The pipe is in your hands. You take a deep breath of the dense, slightly acrid smoke and hold it. For a few seconds nothing happens — and then reality begins to slide sideways.
It starts at the edges: a pulling sensation, as though gravity has suddenly decided to operate at a ninety-degree angle to its usual direction. The room begins to stretch and distort. You become aware that you are laughing — hard, uncontrollably — though nothing is funny. The laughter feels mechanical, as if something else is laughing through you.
Within thirty seconds of exhaling, the room is gone. Not dimmed, not distorted — simply absent. In its place is something else entirely. You are no longer a person sitting on a couch. You are part of the couch. Or you are a page in an enormous book that is being turned by vast, indifferent hands. Or you are one segment of an infinite conveyor belt, and every segment is a different moment of your life, and you have always been this, and the idea that you were ever a human being was a brief and incomprehensible dream.
There is a presence — or multiple presences. They are not hostile, but they are not friendly either. They are simply there, the way the walls of a room are there. They seem to be showing you something, or pulling you somewhere, with absolute authority. You have no capacity to resist because you have no capacity for anything. The concept of "you" has become meaningless. The concept of "concept" has become meaningless.
Time has stopped or is moving in a direction that has nothing to do with forward. You may relive a moment from childhood with absolute conviction that you are five years old and the last twenty years never happened. Or you may find yourself in a place that has no analogue in waking experience — a space made of pure geometry, or a landscape of living color that extends in directions you have no words for.
The physical world reassembles itself in pieces, like a puzzle being solved from the outside in.
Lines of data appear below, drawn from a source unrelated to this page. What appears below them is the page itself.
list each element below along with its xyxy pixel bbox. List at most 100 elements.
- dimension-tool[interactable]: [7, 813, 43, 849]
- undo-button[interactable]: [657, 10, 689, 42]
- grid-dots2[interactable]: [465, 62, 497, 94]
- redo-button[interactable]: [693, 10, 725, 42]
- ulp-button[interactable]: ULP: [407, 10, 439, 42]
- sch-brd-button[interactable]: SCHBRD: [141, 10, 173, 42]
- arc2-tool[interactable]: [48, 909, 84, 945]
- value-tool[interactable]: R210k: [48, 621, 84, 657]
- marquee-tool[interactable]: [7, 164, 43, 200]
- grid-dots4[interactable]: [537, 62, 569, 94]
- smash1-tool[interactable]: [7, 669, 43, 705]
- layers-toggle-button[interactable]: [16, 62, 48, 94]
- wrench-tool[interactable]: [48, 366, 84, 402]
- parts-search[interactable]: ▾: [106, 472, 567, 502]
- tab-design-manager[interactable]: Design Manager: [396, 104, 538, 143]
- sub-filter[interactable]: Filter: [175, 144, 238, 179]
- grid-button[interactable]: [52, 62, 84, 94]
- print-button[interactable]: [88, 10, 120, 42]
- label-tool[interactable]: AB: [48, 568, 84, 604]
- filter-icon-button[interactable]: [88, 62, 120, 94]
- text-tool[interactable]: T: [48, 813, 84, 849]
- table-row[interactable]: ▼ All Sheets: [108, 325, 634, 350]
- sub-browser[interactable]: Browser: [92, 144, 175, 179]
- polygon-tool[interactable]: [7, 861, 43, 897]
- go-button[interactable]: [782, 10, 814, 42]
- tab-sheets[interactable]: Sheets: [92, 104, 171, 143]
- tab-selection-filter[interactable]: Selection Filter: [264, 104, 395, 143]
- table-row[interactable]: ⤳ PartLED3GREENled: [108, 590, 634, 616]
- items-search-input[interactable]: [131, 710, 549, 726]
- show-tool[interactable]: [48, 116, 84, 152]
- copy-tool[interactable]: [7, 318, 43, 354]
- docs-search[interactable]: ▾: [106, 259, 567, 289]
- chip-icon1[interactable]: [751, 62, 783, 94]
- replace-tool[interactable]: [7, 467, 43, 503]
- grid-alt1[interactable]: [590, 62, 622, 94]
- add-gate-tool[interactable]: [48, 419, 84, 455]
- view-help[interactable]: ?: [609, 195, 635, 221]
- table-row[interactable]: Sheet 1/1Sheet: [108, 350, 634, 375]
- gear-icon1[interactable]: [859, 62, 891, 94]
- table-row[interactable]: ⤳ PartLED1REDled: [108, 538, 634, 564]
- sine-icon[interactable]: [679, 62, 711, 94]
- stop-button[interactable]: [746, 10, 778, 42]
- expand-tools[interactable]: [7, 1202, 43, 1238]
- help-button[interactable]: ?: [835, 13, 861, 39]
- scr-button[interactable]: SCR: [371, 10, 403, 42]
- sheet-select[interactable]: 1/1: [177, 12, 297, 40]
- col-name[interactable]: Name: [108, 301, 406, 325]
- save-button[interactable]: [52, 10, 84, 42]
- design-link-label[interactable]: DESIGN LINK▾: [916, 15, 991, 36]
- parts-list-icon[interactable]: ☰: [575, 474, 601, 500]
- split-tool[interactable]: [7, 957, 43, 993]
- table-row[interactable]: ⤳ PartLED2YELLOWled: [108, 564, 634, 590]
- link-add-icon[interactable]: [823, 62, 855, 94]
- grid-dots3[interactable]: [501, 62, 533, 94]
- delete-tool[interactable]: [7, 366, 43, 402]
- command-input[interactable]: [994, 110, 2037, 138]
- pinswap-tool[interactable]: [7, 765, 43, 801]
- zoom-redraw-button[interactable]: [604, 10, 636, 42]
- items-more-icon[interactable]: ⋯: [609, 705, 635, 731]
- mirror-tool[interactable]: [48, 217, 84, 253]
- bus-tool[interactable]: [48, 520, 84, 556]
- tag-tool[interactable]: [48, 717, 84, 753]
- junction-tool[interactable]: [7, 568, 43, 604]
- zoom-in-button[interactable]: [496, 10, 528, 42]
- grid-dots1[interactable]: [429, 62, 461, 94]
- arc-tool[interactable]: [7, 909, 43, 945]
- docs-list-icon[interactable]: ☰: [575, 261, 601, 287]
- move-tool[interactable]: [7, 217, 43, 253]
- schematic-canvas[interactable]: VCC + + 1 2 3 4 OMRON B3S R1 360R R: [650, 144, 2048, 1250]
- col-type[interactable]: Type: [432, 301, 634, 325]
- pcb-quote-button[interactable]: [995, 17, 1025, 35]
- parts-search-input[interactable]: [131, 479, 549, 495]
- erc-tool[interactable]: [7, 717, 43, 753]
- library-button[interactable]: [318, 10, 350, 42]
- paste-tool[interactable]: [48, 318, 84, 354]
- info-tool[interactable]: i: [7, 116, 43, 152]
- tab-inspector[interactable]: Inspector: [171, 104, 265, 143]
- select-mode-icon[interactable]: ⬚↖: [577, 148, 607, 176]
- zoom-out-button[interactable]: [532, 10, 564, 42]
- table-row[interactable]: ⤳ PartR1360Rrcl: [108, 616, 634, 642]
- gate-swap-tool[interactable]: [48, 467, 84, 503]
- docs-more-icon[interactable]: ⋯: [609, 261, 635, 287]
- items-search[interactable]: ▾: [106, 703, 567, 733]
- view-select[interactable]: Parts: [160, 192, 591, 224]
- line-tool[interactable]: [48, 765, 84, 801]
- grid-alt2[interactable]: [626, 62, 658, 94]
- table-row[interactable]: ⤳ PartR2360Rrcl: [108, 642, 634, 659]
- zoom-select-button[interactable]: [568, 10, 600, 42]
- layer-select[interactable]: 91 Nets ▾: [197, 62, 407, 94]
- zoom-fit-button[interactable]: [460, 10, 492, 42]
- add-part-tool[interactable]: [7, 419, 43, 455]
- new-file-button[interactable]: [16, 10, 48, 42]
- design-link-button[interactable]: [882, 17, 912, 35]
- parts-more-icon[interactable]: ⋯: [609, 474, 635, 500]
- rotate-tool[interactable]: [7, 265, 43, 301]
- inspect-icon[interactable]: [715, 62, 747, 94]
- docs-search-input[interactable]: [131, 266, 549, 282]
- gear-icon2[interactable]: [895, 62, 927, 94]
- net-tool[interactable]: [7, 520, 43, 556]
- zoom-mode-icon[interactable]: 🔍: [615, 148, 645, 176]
First the edges of objects, then their solidity, then the sense that you have a body, then the memory of who you are. The whole peak has lasted perhaps five to ten minutes, but it feels as though you have been gone for a very long time. You are sitting on the couch. The room is the room again. You are intensely relieved, and also bewildered, and there is a residual strangeness clinging to everything — a sense that the ordinary world is somehow thinner than it was before, that it is sitting on top of something else.
Over the next twenty to thirty minutes, the strangeness fades. You feel normal again, though perhaps quieter and more contemplative than before. There is no hangover, no stimulation, no residual visual disturbance. But the memory of what happened — the sensation of being peeled apart, of becoming an object, of the presences — stays sharp and clear and deeply strange, sometimes for years.